If you try this one just let me know the result please.

Did you have any issues by keeping the tcp_window_scaling disabled for a long period of time? Like performance and/or security issues?

trogvar · July 3, 2022, 9:57pm

net.ipv4.tcp_window_scaling = 0
Is the only solution for me for all this time. ;(
No issues been found since October.

dpeca · July 4, 2022, 5:50am

@manuelserol in last 12 months I setup at least 20 servers with net.ipv4.tcp_window_scaling = 0 without any issues. Those servers are under my active managing, so customers would report issues to me, but absolutely nobody noticed anything strange.

I will test with hosts_try_fastopen = !*.l.google.com
Thanks for the tip.

dpeca · July 6, 2022, 10:52am

Fix confirmed.
Solution is hosts_try_fastopen = !*.l.google.com in /etc/exim4/exim4.conf.template

After you add that line there, restart exim:
systemctl restart exim4

net.ipv4.tcp_window_scaling = 0 finally removed and server was rebooted to assure that window_scalling is not disabled anymore.
Two days on production server without any issue.

dpeca · July 6, 2022, 12:36pm

@trogvar @Deepak @manuelserol @eris

and here is the patch:

	if [ -f "/etc/exim4/exim4.conf.template" ]; then 
		check_grep=$(grep -c 'hosts_try_fastopen' /etc/exim4/exim4.conf.template)
		if [ "$check_grep" -eq 0 ]; then
					echo "=== Fixing Gmail hosts_try_fastopen in Exim4"
					FIND="dkim_strict = 0"
					ADD="  hosts_try_fastopen = \!\*.l.google.com"
					sed -i "s#$FIND#$FIND\n$ADD#g" /etc/exim4/exim4.conf.template
					systemctl restart exim4
					
					sed -i "s/net.ipv4.tcp_window_scaling/#net.ipv4.tcp_window_scaling/g" /etc/sysctl.conf
					echo 1 > /proc/sys/net/ipv4/tcp_window_scaling
		fi
	fi

manuelserol · July 6, 2022, 2:46pm

@dpeca that’s good news, after adding that line to /etc/exim4/exim4.conf.template it also works on my side.

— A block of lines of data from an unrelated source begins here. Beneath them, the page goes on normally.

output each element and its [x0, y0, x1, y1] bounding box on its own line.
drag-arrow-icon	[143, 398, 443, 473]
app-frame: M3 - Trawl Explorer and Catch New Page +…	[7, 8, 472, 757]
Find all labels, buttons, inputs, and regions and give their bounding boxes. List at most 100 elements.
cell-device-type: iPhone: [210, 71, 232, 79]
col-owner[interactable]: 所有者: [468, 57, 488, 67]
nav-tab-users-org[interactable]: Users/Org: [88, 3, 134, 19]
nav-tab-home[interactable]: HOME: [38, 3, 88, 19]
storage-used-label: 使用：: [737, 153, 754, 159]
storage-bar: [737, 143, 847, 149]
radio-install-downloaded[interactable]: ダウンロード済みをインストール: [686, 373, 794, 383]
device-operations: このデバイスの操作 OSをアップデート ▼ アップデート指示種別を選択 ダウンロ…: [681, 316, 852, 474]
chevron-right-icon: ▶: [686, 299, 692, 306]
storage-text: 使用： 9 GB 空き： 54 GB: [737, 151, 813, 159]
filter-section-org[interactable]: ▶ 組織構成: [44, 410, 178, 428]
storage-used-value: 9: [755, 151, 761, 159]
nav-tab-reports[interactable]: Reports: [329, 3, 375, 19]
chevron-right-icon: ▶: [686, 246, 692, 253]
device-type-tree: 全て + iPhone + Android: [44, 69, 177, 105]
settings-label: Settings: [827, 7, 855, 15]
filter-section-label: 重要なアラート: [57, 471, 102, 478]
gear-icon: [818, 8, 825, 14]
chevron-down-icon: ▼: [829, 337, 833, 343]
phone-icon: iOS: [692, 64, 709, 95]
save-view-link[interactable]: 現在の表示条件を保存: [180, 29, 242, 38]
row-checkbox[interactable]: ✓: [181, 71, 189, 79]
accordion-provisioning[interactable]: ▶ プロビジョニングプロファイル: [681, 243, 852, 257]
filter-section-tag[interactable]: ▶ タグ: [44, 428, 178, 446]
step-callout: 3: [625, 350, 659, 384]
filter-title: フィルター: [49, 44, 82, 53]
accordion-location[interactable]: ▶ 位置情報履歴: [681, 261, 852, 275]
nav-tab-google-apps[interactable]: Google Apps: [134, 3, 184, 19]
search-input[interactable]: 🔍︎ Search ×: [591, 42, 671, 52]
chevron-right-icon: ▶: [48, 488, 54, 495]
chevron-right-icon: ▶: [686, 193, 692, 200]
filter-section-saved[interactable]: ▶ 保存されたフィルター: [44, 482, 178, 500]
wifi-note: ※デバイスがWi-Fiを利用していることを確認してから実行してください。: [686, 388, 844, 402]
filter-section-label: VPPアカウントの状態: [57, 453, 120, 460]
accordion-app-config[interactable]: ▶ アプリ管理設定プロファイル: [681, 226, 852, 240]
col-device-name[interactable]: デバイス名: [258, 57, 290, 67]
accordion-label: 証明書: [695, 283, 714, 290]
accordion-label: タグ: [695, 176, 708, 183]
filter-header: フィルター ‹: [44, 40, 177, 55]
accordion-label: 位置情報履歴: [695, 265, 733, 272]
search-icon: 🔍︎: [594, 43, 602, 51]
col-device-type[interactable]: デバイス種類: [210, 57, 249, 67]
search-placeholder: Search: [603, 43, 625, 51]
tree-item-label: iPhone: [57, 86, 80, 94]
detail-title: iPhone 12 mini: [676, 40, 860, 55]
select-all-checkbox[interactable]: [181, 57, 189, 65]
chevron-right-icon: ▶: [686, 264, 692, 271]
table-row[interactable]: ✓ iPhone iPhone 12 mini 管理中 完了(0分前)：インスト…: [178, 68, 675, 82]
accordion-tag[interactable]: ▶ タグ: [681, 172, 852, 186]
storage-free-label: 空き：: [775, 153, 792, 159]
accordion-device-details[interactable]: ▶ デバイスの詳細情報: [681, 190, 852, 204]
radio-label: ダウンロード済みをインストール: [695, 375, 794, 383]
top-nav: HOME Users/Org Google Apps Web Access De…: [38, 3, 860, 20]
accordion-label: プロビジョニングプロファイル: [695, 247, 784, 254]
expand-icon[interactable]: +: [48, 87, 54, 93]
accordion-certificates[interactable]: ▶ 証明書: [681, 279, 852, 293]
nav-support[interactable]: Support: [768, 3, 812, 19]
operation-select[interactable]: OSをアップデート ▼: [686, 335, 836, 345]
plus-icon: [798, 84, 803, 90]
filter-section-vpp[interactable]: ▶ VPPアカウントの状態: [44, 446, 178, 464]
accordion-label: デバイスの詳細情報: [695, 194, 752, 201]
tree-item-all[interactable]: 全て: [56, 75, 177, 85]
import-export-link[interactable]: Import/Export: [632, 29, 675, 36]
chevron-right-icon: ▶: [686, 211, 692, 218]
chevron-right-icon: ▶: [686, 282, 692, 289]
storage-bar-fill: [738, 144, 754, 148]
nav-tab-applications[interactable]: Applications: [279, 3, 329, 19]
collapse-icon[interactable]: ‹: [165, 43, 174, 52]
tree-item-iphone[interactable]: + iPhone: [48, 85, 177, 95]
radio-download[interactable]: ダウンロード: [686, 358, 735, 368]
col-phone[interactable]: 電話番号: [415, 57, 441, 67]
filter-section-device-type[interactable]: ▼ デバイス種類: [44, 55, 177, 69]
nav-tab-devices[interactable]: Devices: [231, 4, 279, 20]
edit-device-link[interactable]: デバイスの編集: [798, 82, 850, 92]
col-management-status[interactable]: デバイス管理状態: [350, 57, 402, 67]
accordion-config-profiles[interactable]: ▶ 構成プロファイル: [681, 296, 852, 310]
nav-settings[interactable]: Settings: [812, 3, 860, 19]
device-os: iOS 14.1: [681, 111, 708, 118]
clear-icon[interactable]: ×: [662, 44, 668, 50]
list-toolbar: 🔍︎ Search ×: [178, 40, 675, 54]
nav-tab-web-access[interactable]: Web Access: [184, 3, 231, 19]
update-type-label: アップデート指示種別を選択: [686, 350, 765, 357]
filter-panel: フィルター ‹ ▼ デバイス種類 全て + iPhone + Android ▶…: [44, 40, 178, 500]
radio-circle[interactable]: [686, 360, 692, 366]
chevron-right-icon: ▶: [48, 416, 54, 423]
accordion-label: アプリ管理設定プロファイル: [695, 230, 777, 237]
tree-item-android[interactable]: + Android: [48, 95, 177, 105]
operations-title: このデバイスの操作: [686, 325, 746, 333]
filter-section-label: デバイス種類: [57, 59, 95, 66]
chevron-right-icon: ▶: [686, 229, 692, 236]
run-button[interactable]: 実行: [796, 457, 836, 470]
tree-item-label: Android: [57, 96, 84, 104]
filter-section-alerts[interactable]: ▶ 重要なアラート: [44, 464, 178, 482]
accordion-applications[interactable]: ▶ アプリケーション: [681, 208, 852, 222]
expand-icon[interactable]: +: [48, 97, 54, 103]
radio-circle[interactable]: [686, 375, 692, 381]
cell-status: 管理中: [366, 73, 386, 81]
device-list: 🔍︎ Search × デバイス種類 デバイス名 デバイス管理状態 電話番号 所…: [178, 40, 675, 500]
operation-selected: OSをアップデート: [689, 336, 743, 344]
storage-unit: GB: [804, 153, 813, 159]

It was not working for me because I was applying it to /etc/exim4/conf.d/transport/30_exim4-config_remote_smtp as mentioned on the link I shared, but it seems hestia does not use those files and I was not aware of that

trogvar · July 6, 2022, 3:00pm

@dpeca
Finally! I’ll try that fix right now!

trogvar · July 7, 2022, 10:08am

Confirm fix. It works! Thanks!

system · August 6, 2022, 10:09am

This topic was automatically closed 30 days after the last reply. New replies are no longer allowed.